Consider the Files app, the iPadOS equivalent of the macOS Finder. Tapping on a file will generally open it in a Quick Look view. You can share the file from there—or just by tapping and holding in the main file view. What’s missing is the concept of a default owner of a file type.
On the Mac, you can set which app opens a file when you double click on it in Finder by selecting the file, choosing Get Info (Command-I), and choosing an app from a pop-up menu under Open With. Even better, you can click Change All and every file of that type will open by defalt in the app you choose. The Files app offers an Info pane that would be the perfect place for something like this. There’s even a big juicy Open button there. But what happens when you tap Open? In most cases… Quick Look opens. What a letdown.

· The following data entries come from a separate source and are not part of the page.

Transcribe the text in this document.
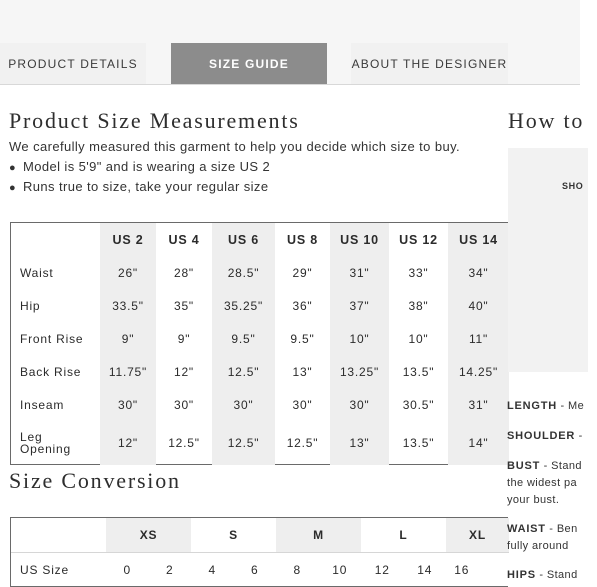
PRODUCT DETAILS	SIZE GUIDE	ABOUT THE DESIGNER
Product Size Measurements
We carefully measured this garment to help you decide which size to buy.
● Model is 5'9" and is wearing a size US 2
● Runs true to size, take your regular size
	US 2	US 4	US 6	US 8	US 10	US 12	US 14
Waist	26"	28"	28.5"	29"	31"	33"	34"
Hip	33.5"	35"	35.25"	36"	37"	38"	40"
Front Rise	9"	9"	9.5"	9.5"	10"	10"	11"
Back Rise	11.75"	12"	12.5"	13"	13.25"	13.5"	14.25"
Inseam	30"	30"	30"	30"	30"	30.5"	31"
Leg
Opening	12"	12.5"	12.5"	12.5"	13"	13.5"	14"
Size Conversion
	XS	S	M	L	XL
US Size	0 2	4 6	8 10	12 14	16
How to
SHO
LENGTH - Me
SHOULDER -
BUST - Stand
the widest pa
your bust.
WAIST - Ben
fully around
HIPS - Stand
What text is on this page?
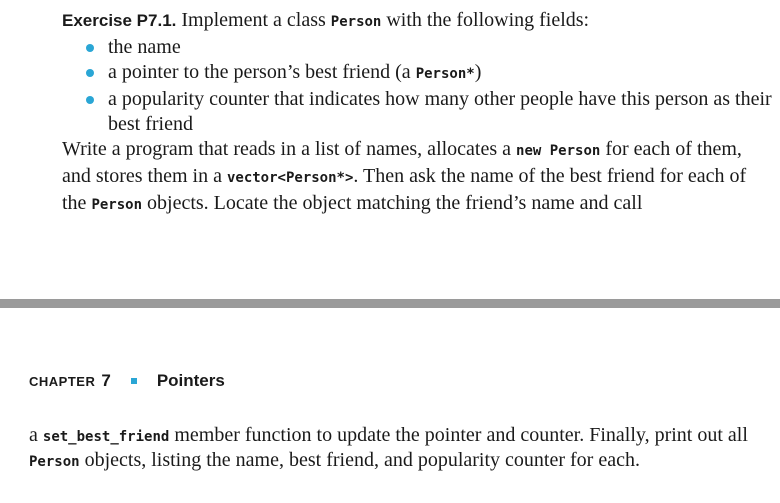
Exercise P7.1. Implement a class Person with the following fields:
the name
a pointer to the person’s best friend (a Person*)
a popularity counter that indicates how many other people have this person as their best friend

Write a program that reads in a list of names, allocates a new Person for each of them, and stores them in a vector<Person*>. Then ask the name of the best friend for each of the Person objects. Locate the object matching the friend’s name and call

CHAPTER 7	Pointers
a set_best_friend member function to update the pointer and counter. Finally, print out all Person objects, listing the name, best friend, and popularity counter for each.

Ideally, iPadOS would understand the concept of a default app for every file type and honor it everywhere—in AirDrop, for Mail attachments, and in Files. (You could still tap and hold and choose a different app or function, of course.) And Apple’s App Review guidelines ought to be tightened up to enforce that apps only register for the file types that they can actually handle.
(As a bonus request, imagine allowing any file type to be processed by a Shortcut by default! Some really interesting stuff could flow out of that.)
File handling has come a long way on the iPad. But it’s still got miles to go to even reach hailing distance of where the Mac has been for years. Now that Apple has given iPadOS its own name—and an implied commitment to updating the platform on an annual basis—it’s time to fix some of these frustrating inadequacies.